Blood should be stoppered in the original container until ready for separation. For plasma preparation, centrifuge blood within 1 hour after collection, for 10 minutes at a relative centrifugal force (RCF) of 850 to 1000× gravity (g), keeping the container stoppered to prevent evaporation of plasma or serum water. Adequate time for clotting must be allowed to prevent latent fibrin formation, which may cause undesirable clogging of automated chemistry analyzers. Loosening the clot by “trimming” or “ringing” the tube may cause some hemolysis and should be avoided. When glass tubes are used, they should be centrifuged in an aerosol-contained vessel. Serum or plasma must be stored at 4° C to 6° C if analysis is to be delayed for longer than 4 hours. One study suggests that this may not be necessary (Melanson et al, 2004). Many laboratories store samples for 7 days in case a test is added.

Centrifugation Phase

A centrifuge uses centrifugal force to separate phases of suspensions by different densities. It is most frequently used in processing blood to derive plasma or serum fractions. Urine and other body fluids may be centrifuged to concentrate particulate matter as sediment to be examined and to minimize interference with other determinations from the same material. Conditions for centrifugation should specify both the time and the centrifugal force. In selecting a centrifuge, one should look for the highest possible centrifugal force and not the rotational speed. The RCF in g units—that is, multiples of the gravitational force—may be calculated by using the following formula:

RCF=1.118×10−5×r×(rpm)2

where 1.118 × 10⁻⁵ is a constant; r is the radius, expressed in centimeters, between the axis of rotation and the center of the centrifuge tube; and rpm is the speed in revolutions per minute. The RCF can also be obtained from a nomogram that gives the RCF without the need to calculate it from the previous formula.

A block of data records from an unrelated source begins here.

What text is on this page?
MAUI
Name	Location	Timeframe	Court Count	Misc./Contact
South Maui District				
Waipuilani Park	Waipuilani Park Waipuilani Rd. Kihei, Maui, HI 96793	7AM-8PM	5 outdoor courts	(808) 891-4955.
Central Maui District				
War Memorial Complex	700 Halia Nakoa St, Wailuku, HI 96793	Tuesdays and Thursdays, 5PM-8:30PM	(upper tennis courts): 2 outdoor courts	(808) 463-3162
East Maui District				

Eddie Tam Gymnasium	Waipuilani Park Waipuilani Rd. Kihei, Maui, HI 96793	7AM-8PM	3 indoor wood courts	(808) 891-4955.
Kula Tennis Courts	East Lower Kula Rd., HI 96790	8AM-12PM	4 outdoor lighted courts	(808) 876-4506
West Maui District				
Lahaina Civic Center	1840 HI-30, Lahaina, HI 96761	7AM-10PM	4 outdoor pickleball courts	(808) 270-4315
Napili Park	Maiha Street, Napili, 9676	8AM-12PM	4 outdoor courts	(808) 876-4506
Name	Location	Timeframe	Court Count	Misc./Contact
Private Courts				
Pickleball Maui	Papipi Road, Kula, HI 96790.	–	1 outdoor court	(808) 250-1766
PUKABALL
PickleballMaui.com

Several principles must be observed to avoid damage to the centrifuge, or the specimen, and danger to personnel. Tubes, carriers, or shields of equal weight, shape, and size should be placed in opposing positions in the centrifuge head to achieve appropriate balance. Tubes must be balanced across the center of rotation, and each bucket must be balanced with respect to its pivotal axis (Seamonds & Elizabeth, 2001). Specimens must be placed with regard for a geometrically symmetrical arrangement, using water-filled tubes to attain balance.

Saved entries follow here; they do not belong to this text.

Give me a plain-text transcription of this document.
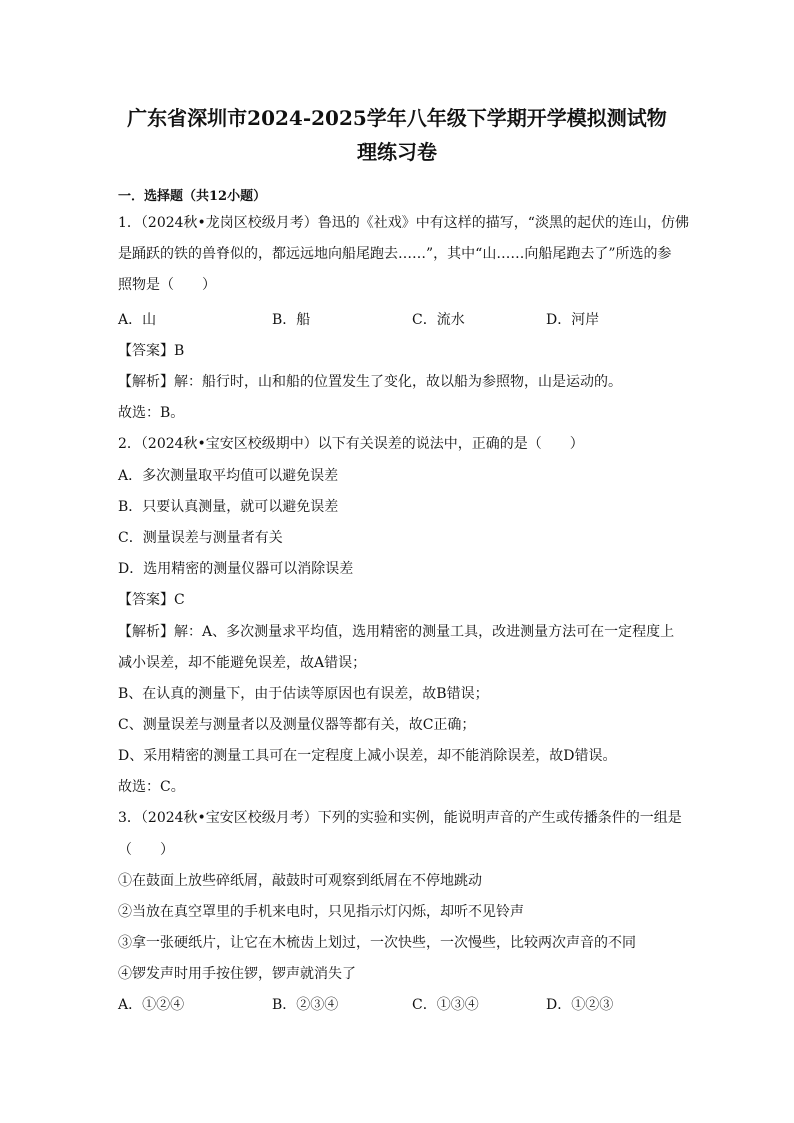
广东省深圳市2024-2025学年八年级下学期开学模拟测试物
理练习卷
一．选择题（共12小题）
1．（2024秋•龙岗区校级月考）鲁迅的《社戏》中有这样的描写，“淡黑的起伏的连山，仿佛
是踊跃的铁的兽脊似的，都远远地向船尾跑去……”，其中“山……向船尾跑去了”所选的参
照物是（　　）
A．山	B．船	C．流水	D．河岸
【答案】B
【解析】解：船行时，山和船的位置发生了变化，故以船为参照物，山是运动的。
故选：B。
2．（2024秋•宝安区校级期中）以下有关误差的说法中，正确的是（　　）
A．多次测量取平均值可以避免误差
B．只要认真测量，就可以避免误差
C．测量误差与测量者有关
D．选用精密的测量仪器可以消除误差
【答案】C
【解析】解：A、多次测量求平均值，选用精密的测量工具，改进测量方法可在一定程度上
减小误差，却不能避免误差，故A错误；
B、在认真的测量下，由于估读等原因也有误差，故B错误；
C、测量误差与测量者以及测量仪器等都有关，故C正确；
D、采用精密的测量工具可在一定程度上减小误差，却不能消除误差，故D错误。
故选：C。
3．（2024秋•宝安区校级月考）下列的实验和实例，能说明声音的产生或传播条件的一组是
（　　）
①在鼓面上放些碎纸屑，敲鼓时可观察到纸屑在不停地跳动
②当放在真空罩里的手机来电时，只见指示灯闪烁，却听不见铃声
③拿一张硬纸片，让它在木梳齿上划过，一次快些，一次慢些，比较两次声音的不同
④锣发声时用手按住锣，锣声就消失了
A．①②④	B．②③④	C．①③④	D．①②③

Recentrifugation of gel separator tubes has been associated with pseudohyperkalemia. One study demonstrated that after initial centrifugation, a new serum layer develops under the gel within the cellular layer. During storage, potassium leaks from the cellular layer into the new serum layer, creating hyperkalemia in this layer. When the tube is recentrifuged, the new serum layer will move above the gel layer and cause a pseudohyperkalemia in the serum for analysis. The same authors also demonstrated that a pseudonormokalemia in patients with true hypokalemia may be erroneously reported after recentrifugation (Hira et al, 2001; 2004).